伝統工芸展を後にして東京駅へ向かう途中、東京長浜観音堂に寄って浄光寺(滋賀県長浜市高月町落川)から遠路お出ましになられている十一面観音立像、薬師如来像、阿弥陀如来像を拝む。東京長浜観音堂は以前は上野の不忍池の近くのビルの一階にあったのだが、数年前に日本橋の路地裏のビルの四階に移転した。ちょっとわかりにく場所にあって、存在意義としてどうなのかと心配していたのだが、今年度いっぱいで閉館だそうだ。

東京駅から京浜東北線と埼京線を乗り継いで老母のご機嫌を伺う。

こうしてとりあえず無事に退院後二週間を過ごした。
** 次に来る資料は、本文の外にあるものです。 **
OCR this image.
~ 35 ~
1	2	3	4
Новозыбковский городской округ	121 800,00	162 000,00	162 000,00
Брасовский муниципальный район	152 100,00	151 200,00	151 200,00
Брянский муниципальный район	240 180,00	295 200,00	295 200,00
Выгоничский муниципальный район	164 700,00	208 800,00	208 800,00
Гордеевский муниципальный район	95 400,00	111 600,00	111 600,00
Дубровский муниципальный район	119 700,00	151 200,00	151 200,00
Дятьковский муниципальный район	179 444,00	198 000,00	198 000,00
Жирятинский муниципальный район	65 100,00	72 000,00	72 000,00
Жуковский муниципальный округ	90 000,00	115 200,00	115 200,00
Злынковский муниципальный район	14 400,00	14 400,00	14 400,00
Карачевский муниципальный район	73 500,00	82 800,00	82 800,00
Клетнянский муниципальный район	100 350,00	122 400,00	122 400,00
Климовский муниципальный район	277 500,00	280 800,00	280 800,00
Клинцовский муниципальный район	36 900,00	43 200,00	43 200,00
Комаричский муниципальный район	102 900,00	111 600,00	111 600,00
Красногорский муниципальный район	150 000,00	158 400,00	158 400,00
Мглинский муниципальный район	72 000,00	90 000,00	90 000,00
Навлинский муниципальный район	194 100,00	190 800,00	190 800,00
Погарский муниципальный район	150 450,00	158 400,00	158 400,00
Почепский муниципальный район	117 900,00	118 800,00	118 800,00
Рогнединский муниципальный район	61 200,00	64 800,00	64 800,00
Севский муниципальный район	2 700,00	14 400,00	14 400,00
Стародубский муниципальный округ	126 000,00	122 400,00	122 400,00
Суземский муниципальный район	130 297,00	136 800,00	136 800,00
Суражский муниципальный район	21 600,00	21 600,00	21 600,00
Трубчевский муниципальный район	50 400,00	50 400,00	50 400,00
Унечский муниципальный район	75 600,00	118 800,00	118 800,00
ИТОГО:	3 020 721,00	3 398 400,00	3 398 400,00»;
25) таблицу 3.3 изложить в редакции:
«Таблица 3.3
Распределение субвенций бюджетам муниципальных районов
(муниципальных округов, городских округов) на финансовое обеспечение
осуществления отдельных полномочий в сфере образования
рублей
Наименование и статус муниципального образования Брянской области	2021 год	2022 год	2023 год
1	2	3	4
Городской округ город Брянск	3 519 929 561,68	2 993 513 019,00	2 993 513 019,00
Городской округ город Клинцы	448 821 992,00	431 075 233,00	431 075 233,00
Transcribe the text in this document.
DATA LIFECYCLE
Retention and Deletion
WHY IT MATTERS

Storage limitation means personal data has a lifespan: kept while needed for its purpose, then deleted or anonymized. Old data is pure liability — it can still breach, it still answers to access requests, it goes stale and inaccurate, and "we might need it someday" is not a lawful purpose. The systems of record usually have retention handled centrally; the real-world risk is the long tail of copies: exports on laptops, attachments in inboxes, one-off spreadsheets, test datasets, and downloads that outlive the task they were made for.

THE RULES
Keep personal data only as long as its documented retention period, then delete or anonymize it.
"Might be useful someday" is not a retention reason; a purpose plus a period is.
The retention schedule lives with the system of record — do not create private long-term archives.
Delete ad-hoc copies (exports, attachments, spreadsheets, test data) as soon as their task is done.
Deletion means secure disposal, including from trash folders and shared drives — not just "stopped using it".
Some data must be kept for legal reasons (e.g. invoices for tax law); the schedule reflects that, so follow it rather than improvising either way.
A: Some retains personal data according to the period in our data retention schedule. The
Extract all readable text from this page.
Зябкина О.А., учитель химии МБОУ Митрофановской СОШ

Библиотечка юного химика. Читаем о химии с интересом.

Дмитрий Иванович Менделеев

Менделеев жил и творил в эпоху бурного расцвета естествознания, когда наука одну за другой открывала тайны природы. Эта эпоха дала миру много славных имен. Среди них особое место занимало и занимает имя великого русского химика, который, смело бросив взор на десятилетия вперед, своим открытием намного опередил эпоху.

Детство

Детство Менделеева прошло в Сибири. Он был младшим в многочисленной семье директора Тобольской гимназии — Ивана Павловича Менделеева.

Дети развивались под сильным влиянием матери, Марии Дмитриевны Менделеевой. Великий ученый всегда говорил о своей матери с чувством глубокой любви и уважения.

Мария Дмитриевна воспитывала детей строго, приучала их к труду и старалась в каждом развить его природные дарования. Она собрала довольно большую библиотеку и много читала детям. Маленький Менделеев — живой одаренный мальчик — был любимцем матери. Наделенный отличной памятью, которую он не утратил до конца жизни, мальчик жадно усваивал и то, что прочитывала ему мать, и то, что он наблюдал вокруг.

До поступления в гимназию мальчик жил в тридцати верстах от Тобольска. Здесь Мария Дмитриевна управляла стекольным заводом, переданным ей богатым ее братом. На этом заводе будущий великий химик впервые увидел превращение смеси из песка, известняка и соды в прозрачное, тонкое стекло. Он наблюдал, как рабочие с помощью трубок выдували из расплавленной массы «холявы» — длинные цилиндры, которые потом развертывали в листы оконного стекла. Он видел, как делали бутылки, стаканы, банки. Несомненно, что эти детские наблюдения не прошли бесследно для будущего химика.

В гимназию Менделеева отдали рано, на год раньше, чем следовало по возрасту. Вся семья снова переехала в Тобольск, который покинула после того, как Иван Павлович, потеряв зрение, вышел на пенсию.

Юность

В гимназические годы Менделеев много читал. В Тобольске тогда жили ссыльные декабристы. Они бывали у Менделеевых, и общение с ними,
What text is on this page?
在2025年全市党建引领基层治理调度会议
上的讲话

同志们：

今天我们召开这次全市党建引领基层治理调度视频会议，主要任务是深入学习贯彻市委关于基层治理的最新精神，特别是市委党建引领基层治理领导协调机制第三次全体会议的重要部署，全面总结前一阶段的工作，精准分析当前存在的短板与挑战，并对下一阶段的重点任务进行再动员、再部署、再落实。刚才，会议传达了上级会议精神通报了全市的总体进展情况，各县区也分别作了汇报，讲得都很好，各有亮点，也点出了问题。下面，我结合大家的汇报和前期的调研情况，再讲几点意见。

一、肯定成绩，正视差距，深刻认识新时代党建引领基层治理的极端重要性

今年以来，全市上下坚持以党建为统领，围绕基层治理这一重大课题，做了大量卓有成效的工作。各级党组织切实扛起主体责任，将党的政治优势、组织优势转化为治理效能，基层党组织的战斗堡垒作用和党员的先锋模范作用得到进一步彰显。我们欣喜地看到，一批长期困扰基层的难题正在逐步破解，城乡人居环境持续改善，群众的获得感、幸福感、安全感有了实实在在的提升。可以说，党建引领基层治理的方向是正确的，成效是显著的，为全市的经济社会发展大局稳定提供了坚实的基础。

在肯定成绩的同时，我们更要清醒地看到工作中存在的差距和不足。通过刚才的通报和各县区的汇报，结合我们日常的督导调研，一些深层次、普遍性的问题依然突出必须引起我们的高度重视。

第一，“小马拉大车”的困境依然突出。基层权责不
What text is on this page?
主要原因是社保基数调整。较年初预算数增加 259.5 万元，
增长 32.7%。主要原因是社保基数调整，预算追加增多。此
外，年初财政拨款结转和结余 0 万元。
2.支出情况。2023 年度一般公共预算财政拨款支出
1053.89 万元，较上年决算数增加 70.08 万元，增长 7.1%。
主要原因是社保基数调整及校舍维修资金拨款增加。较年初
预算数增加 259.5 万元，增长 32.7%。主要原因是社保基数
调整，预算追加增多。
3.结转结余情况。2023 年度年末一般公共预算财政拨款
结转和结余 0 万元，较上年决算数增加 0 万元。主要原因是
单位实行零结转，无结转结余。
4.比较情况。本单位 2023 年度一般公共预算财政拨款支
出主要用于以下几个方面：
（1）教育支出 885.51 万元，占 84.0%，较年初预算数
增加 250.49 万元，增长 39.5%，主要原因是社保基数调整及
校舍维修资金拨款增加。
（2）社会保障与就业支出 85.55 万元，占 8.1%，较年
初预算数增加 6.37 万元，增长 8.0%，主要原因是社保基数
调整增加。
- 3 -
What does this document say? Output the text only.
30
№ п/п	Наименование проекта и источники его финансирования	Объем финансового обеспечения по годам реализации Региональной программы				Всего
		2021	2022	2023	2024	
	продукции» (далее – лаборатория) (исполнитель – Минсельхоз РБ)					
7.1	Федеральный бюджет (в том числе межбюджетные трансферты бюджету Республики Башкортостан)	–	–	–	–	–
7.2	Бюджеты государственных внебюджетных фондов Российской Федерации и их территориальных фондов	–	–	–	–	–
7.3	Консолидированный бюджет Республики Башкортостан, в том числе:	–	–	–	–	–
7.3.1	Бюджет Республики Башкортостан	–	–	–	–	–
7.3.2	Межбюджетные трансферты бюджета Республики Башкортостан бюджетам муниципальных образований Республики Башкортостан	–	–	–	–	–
下肢の痛みはだいぶ軽くなったものの続いている。依然として厄介なのは、横になった状態から起き上がるときで、頭がかなりクラクラする。毎朝、起床に際して一旦座った状態で少し様子を見てからゆっくり立ち上がるようにして対応している。起床直後に後味の悪い夢が残ることは無くなった。

それにしても、やはりこういうことになると死が身近に感じられるようになる。たまたま『文藝春秋』6月号に今年92歳になる美術史家の辻惟雄のインタビュー記事が掲載されている。そこで辻はこんなことを言っている。

批評家の吉本隆明さんは老いた後の人生について、「長い周期で物事を考えるのをやめろ」と書いています。つまり、老人になったときは死ぬことを考えるより、目先のことに集中しろというのです。

辻惟雄「若冲と70年安保」『文藝春秋』2024年6月号 306頁

なるほど、と思ったのだが、自分の目先に何もないことに気づいてがっかりしてしまった。